Die nationalen Rechtsvorschriften

5 In Frankreich ist die künstliche Besamung von Tieren u. a. durch das Gesetz Nr. 66-1005 geregelt. Nach Artikel 5 Absätze 1 und 2 dieses Gesetzes bedarf der Betrieb einer Besamungsstation der Genehmigung durch den Minister für Landwirtschaft. Diese Vorschrift unterscheidet zwischen Stationen, die mit der Samenproduktion betraut sind, und solchen, die die Besamung vornehmen, schließt aber nicht aus, daß ein und dieselbe Station beide Tätigkeitsarten gleichzeitig ausübt.

6 Die Besamungsstationen können die Genehmigung erhalten, einen Bestand an Zuchttieren zu halten, der von zugelassenen Produktionsstationen beliefert wird; in diesem Fall nehmen sie selbst die Gewinnung, die Aufbereitung und die Aufbewahrung des Samens der zu diesen Beständen gehörenden Rinder vor.
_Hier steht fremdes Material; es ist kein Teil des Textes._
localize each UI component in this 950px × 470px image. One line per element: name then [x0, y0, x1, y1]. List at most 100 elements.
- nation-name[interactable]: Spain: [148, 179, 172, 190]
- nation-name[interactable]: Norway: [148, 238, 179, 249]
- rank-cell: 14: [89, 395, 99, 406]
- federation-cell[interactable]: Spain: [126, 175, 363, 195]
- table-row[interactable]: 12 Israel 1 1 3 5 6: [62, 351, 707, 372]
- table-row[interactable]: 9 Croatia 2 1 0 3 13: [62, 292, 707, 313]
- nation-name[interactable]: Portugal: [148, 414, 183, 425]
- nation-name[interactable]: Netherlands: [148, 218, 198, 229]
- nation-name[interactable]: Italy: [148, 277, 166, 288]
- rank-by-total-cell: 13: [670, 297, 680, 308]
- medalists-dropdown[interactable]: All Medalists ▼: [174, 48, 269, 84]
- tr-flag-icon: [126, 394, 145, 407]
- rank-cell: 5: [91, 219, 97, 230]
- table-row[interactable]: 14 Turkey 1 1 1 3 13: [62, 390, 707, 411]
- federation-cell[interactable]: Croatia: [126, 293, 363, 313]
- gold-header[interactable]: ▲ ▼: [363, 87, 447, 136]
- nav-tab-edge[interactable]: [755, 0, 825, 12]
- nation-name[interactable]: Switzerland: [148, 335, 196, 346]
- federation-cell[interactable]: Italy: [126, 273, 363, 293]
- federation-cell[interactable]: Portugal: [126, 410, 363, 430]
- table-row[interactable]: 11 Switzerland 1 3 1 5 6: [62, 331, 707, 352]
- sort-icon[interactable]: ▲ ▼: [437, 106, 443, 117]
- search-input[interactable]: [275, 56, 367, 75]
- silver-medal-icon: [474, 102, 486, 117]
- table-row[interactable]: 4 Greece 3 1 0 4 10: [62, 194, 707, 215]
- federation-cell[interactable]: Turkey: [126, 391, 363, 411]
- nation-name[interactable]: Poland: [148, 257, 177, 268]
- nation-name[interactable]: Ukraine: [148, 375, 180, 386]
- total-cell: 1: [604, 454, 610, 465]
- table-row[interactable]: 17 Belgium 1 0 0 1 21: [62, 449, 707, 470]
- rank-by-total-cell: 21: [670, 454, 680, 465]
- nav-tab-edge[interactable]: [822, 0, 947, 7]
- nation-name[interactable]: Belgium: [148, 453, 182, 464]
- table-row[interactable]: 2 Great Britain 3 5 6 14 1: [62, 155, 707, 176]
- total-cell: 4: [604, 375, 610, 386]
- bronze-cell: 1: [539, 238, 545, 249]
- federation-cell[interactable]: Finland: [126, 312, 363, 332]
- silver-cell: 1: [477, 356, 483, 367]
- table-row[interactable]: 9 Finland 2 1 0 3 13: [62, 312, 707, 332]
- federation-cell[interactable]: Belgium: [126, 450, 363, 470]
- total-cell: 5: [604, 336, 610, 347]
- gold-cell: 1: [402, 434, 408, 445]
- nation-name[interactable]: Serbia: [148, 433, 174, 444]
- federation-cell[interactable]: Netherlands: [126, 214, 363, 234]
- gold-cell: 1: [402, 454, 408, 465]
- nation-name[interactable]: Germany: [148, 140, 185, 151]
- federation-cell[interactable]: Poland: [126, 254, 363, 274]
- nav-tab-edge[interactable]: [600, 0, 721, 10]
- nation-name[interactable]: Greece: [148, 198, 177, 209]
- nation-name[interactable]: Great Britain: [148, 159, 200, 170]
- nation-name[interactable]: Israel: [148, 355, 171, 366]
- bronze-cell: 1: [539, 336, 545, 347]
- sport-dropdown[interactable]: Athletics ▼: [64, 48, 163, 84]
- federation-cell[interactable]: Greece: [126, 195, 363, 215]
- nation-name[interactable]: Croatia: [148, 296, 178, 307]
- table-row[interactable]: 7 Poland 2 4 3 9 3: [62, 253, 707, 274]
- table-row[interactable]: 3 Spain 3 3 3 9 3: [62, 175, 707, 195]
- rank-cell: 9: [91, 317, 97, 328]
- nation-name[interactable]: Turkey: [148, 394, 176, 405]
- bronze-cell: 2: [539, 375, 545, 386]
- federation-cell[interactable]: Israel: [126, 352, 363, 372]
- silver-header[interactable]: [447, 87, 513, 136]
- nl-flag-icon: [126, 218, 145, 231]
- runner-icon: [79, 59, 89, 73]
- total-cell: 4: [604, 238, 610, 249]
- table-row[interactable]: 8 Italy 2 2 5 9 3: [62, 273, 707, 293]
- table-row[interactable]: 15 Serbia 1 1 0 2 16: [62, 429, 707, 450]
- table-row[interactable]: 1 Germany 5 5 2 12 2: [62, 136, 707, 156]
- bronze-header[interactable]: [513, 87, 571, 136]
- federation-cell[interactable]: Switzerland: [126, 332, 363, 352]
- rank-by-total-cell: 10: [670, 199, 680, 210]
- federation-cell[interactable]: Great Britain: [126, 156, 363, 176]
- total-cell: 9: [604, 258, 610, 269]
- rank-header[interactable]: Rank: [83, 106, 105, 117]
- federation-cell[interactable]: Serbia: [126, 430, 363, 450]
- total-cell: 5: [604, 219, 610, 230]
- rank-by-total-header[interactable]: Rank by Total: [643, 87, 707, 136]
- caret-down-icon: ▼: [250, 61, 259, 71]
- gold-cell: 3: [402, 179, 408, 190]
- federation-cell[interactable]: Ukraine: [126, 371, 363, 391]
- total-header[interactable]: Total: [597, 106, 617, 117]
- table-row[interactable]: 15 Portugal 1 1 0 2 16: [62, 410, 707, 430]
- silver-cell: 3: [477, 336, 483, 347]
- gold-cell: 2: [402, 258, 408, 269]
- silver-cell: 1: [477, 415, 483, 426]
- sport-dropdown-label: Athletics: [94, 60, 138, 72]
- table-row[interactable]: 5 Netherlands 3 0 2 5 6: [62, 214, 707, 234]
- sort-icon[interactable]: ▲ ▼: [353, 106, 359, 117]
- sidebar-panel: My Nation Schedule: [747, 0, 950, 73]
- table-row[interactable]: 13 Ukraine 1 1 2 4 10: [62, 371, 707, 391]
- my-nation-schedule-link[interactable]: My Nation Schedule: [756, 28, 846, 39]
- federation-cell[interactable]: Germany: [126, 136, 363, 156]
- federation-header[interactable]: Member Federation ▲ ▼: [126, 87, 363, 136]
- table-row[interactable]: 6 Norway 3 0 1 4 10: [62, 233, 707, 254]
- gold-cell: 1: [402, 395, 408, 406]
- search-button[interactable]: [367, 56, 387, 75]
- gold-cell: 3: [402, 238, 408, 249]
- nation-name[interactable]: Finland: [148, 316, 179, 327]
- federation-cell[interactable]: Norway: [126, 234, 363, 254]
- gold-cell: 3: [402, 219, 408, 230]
7 Gemäß Artikel 5 Absatz 4 dieses Gesetzes versorgt jede Besamungsstation ein Gebiet, innerhalb dessen nur sie tätig werden darf; gemäß Artikel 9 des Gesetzes wird jeder Verstoß gegen Artikel 5 Absätze 1 und 4 mit einer Geldbusse von 6 000 bis 20 000 FF geahndet.

8 Gemäß Artikel 4 des Gesetzes dürfen die Gewinnung und die Aufbereitung des Samens nur von Inhabern einer Lizenz als Leiter einer Besamungsstation oder unter deren Aufsicht durchgeführt werden. Ebenso darf die Besamung nur von den Inhabern einer Lizenz als Leiter einer Besamungsstation oder eines Besamungstechnikers durchgeführt werden.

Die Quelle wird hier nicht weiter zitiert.